Aggressione Ostia: chiesto il rinvio a giudizio per Spada

 

Il pm della procura di Roma Giovanni Musarò ha chiesto il rinvio a giudizio di Roberto Spada, fratello del boss di Ostia, Carmine, e del suo presunto complice Ruben Nelson Alvez Del Puerto.

I due sono accusati di lesioni e violenza, con l’aggravante del metodo mafioso. I fatto risalgono allo scorso 7 novembre, quando Piervincenzi e Anselmi furono picchiati brutalmente perché «facevano domande sui legami tra il clan mafioso di Ostia e CasaPound». A questa domanda, come era scritto nel decreto di fermo dell’aggiunto Michele Prestipino e del pm Giovanni Musarò, Spada aveva reagito «ostentando in maniera evidente e provocatoria una condotta idonea ad esercitare sui soggetti passivi quella particolare coartazione e quella conseguente intimidazione propria delle organizzazioni mafiose». L’aggravante del metodo mafioso deriva, secondo gli inquirenti, dal contesto in cui l’aggressione è avvenuta e, soprattutto, dalla platealità con la quale Spada avrebbe voluto dare una prova di forza sul “suo” territorio.

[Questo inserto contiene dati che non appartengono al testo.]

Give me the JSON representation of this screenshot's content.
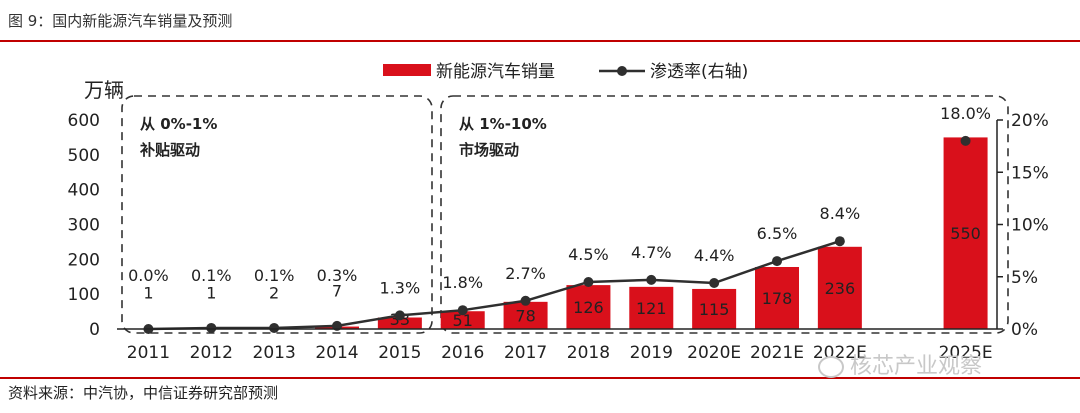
{
  "figure_title": "图 9：国内新能源汽车销量及预测",
  "source_note": "资料来源：中汽协，中信证券研究部预测",
  "watermark": "核芯产业观察",
  "colors": {
    "bar": "#d9101b",
    "line": "#2f2f2f",
    "rule": "#c00000"
  },
  "chart_data": {
    "type": "bar+line",
    "ylabel_left": "万辆",
    "ylim_left": [
      0,
      600
    ],
    "yticks_left": [
      "0",
      "100",
      "200",
      "300",
      "400",
      "500",
      "600"
    ],
    "ylim_right": [
      0,
      20
    ],
    "yticks_right": [
      "0%",
      "5%",
      "10%",
      "15%",
      "20%"
    ],
    "categories": [
      "2011",
      "2012",
      "2013",
      "2014",
      "2015",
      "2016",
      "2017",
      "2018",
      "2019",
      "2020E",
      "2021E",
      "2022E",
      "",
      "2025E"
    ],
    "series": [
      {
        "name": "新能源汽车销量",
        "type": "bar",
        "values": [
          1,
          1,
          2,
          7,
          33,
          51,
          78,
          126,
          121,
          115,
          178,
          236,
          null,
          550
        ],
        "labels": [
          "1",
          "1",
          "2",
          "7",
          "33",
          "51",
          "78",
          "126",
          "121",
          "115",
          "178",
          "236",
          "",
          "550"
        ]
      },
      {
        "name": "渗透率(右轴)",
        "type": "line",
        "values": [
          0.0,
          0.1,
          0.1,
          0.3,
          1.3,
          1.8,
          2.7,
          4.5,
          4.7,
          4.4,
          6.5,
          8.4,
          null,
          18.0
        ],
        "labels": [
          "0.0%",
          "0.1%",
          "0.1%",
          "0.3%",
          "1.3%",
          "1.8%",
          "2.7%",
          "4.5%",
          "4.7%",
          "4.4%",
          "6.5%",
          "8.4%",
          "",
          "18.0%"
        ]
      }
    ],
    "legend": {
      "position": "top-center",
      "items": [
        "新能源汽车销量",
        "渗透率(右轴)"
      ]
    },
    "annotations": [
      {
        "line1": "从 0%-1%",
        "line2": "补贴驱动"
      },
      {
        "line1": "从 1%-10%",
        "line2": "市场驱动"
      }
    ],
    "grid": false
  }
}
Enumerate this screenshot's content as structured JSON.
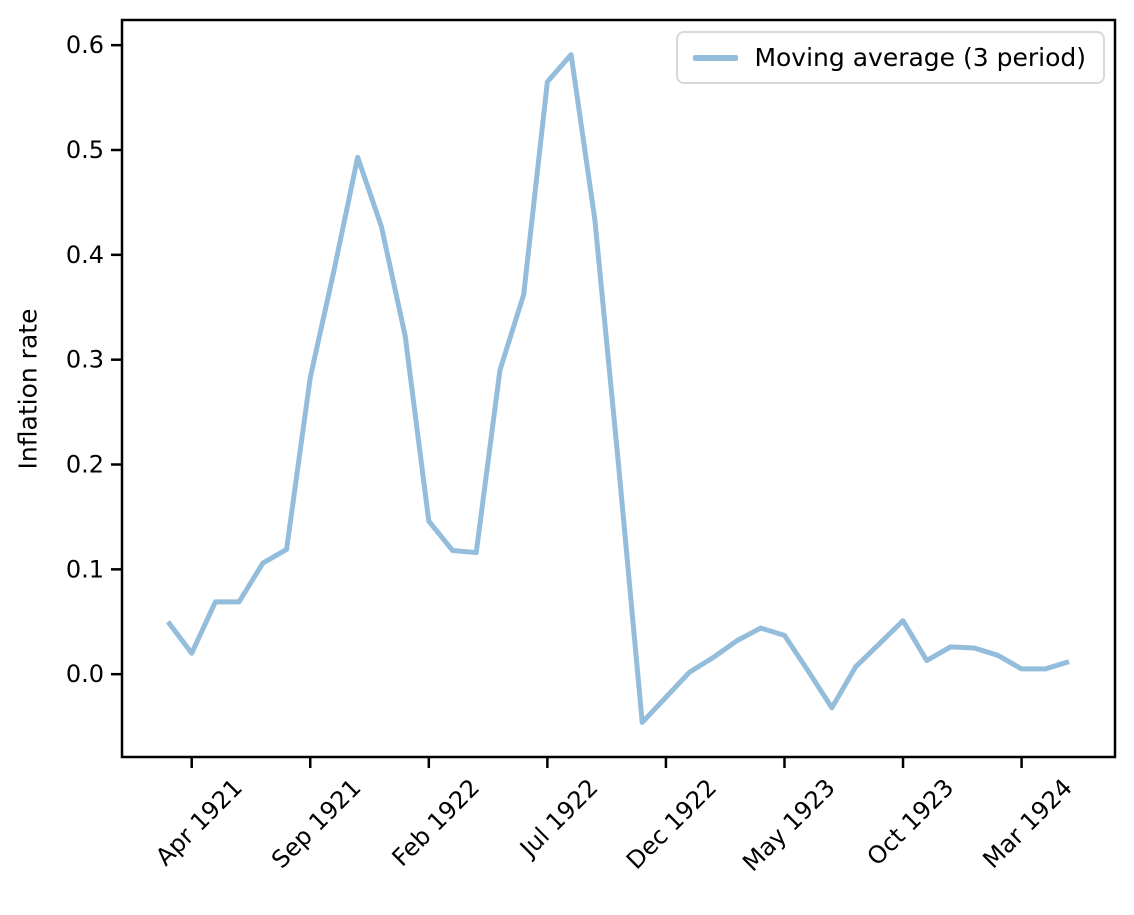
{
  "figure": {
    "background": "#ffffff",
    "axis_color": "#000000",
    "legend_border_color": "#d9d9d9"
  },
  "chart_data": {
    "type": "line",
    "title": "",
    "xlabel": "",
    "ylabel": "Inflation rate",
    "grid": false,
    "legend_position": "upper right",
    "x_tick_rotation": 45,
    "categories": [
      "Mar 1921",
      "Apr 1921",
      "May 1921",
      "Jun 1921",
      "Jul 1921",
      "Aug 1921",
      "Sep 1921",
      "Oct 1921",
      "Nov 1921",
      "Dec 1921",
      "Jan 1922",
      "Feb 1922",
      "Mar 1922",
      "Apr 1922",
      "May 1922",
      "Jun 1922",
      "Jul 1922",
      "Aug 1922",
      "Sep 1922",
      "Oct 1922",
      "Nov 1922",
      "Dec 1922",
      "Jan 1923",
      "Feb 1923",
      "Mar 1923",
      "Apr 1923",
      "May 1923",
      "Jun 1923",
      "Jul 1923",
      "Aug 1923",
      "Sep 1923",
      "Oct 1923",
      "Nov 1923",
      "Dec 1923",
      "Jan 1924",
      "Feb 1924",
      "Mar 1924",
      "Apr 1924",
      "May 1924"
    ],
    "series": [
      {
        "name": "Moving average (3 period)",
        "color": "#94bcdb",
        "line_width": 5,
        "values": [
          0.05,
          0.02,
          0.069,
          0.069,
          0.106,
          0.119,
          0.283,
          0.385,
          0.493,
          0.427,
          0.323,
          0.146,
          0.118,
          0.116,
          0.29,
          0.362,
          0.565,
          0.591,
          0.434,
          0.2,
          -0.046,
          -0.022,
          0.002,
          0.016,
          0.032,
          0.044,
          0.037,
          0.003,
          -0.032,
          0.007,
          0.029,
          0.051,
          0.013,
          0.026,
          0.025,
          0.018,
          0.005,
          0.005,
          0.012
        ]
      }
    ],
    "x_tick_labels": [
      "Apr 1921",
      "Sep 1921",
      "Feb 1922",
      "Jul 1922",
      "Dec 1922",
      "May 1923",
      "Oct 1923",
      "Mar 1924"
    ],
    "y_tick_values": [
      0.0,
      0.1,
      0.2,
      0.3,
      0.4,
      0.5,
      0.6
    ],
    "y_tick_labels": [
      "0.0",
      "0.1",
      "0.2",
      "0.3",
      "0.4",
      "0.5",
      "0.6"
    ],
    "ylim": [
      -0.079,
      0.624
    ]
  }
}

Con lui era intervenuto anche Del Puerto, che secondo le testimonianze dei giornalisti «colpì per primo Anselmi». Spada, infatti, arrivò in un secondo momento. Tutti ricordano il video della brutale aggressione, in particolare il momento in cui Spada, durante l’intervista, sferrò una testata a Piervincenzi fratturandogli il setto nasale. Poi, insieme al complice, inseguì i due giornalisti colpendoli con un bastone, provocando anche un trauma cranico al cameraman. Un gesto improvviso, contro l’inviato di Nemo, che finì nei telegiornali di mezzo mondo.

Le esigenze cautelari si legge ancora nelle carte: «Sono le stesse sia per Roberto Spada sia per Alvez del Puerto». I due sono stati arrestati e ora si trovano nei carceri di massima sicurezza, Spada – difeso dall’avvocato Angelo Staniscia – in quello di Tolmezzo in provincia di Udine; mentre del Puerto – difeso dall’avvocato Luigi Tozzi – in quello di Nuoro. L’udienza preliminare nella quale si deciderà sul rinvio a giudizio è fissata per il prossimo 23 gennaio davanti al gup Maria Paola Tomaselli.